First, remove the foil wrap covering the wire muzzle and the cork. To help you do that neatly without tearing all the foil away from the neck of the bottle, there is often a small tab to pull. (In my experience, either I can’t find it or it tears off when I pull it.)
With one hand, grasp the bottle firmly around its neck while pressing your thumb down on the top of the cork as insurance against the embarrassment of a premature evacuation. With your other hand, untwist the wire loop at the base of the muzzle and remove the wire.
Now move your bottle holding hand down to the bottle’s widest part and tilt it away from you at a 45º angle. (More about that later.) With your free hand, grip the cork firmly and twist the bottle, not the cork, until the cork begins to loosen, and then continue more slowly until the cork eases out. If you are faced with a recalcitrant cork that refuses to move, rock the cork with a forward-backward motion to loosen the stickiness between the glass and the cork.

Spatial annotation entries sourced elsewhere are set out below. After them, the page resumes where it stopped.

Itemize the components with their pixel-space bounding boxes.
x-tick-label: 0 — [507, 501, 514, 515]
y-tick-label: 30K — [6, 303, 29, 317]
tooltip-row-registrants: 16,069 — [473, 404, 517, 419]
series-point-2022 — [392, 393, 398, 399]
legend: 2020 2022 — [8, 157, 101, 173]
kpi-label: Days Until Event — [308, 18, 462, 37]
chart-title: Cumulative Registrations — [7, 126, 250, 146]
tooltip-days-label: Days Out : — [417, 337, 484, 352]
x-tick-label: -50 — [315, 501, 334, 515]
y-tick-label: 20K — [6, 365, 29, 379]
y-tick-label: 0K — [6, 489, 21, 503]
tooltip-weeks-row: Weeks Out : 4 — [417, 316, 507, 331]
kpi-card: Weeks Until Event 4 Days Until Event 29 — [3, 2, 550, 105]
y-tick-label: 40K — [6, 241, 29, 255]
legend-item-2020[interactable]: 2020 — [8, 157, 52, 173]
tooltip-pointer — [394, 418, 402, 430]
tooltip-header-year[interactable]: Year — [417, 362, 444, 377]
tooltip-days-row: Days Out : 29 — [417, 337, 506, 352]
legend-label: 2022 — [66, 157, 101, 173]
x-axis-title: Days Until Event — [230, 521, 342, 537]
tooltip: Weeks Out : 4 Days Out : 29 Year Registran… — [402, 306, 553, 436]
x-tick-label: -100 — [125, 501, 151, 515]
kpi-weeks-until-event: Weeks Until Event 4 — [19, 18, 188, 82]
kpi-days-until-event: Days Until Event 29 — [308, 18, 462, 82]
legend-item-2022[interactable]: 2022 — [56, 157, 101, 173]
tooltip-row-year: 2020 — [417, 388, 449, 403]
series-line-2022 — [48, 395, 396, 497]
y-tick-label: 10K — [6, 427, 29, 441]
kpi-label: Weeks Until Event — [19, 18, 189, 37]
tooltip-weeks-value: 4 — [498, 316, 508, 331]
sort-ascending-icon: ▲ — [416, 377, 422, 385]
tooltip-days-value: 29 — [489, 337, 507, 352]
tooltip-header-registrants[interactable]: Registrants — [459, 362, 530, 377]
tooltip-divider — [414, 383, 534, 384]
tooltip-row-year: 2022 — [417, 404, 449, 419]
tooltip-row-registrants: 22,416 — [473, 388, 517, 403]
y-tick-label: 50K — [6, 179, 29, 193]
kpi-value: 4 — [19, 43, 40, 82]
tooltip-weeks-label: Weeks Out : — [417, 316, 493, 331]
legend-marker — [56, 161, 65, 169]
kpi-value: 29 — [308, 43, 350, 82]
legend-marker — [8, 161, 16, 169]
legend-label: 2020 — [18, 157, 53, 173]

Now, why did I say that you should twist the bottle, not the cork? Both Newton and Einstein agree that it shouldn’t matter at all which one you twist, because the motion is strictly relative.
You could slice a loaf of bread by rubbing the loaf against the knife, couldn’t you? But think about it: In twisting out a cork, you must reposition your fingers several times, temporarily relinquishing your grip on it. During one of those times, it could pop out uncontrollably, depositing wine on the floor and egg on your face.
About tilting the bottle: You don’t want it to be vertical, of course, because you’d be in danger of shooting yourself in the face if the cork popped out. On the other hand, if the bottle is too close to horizontal the neck gets filled with liquid and the “head-space” gas floats up to form a bubble in the bottle’s shoulder.
Then, when you release the pressure by removing the cork, the bubble expands suddenly, expelling the liquid in the neck. A 45º tilt will usually ensure that the head-space gas stays up in the neck, where it belongs.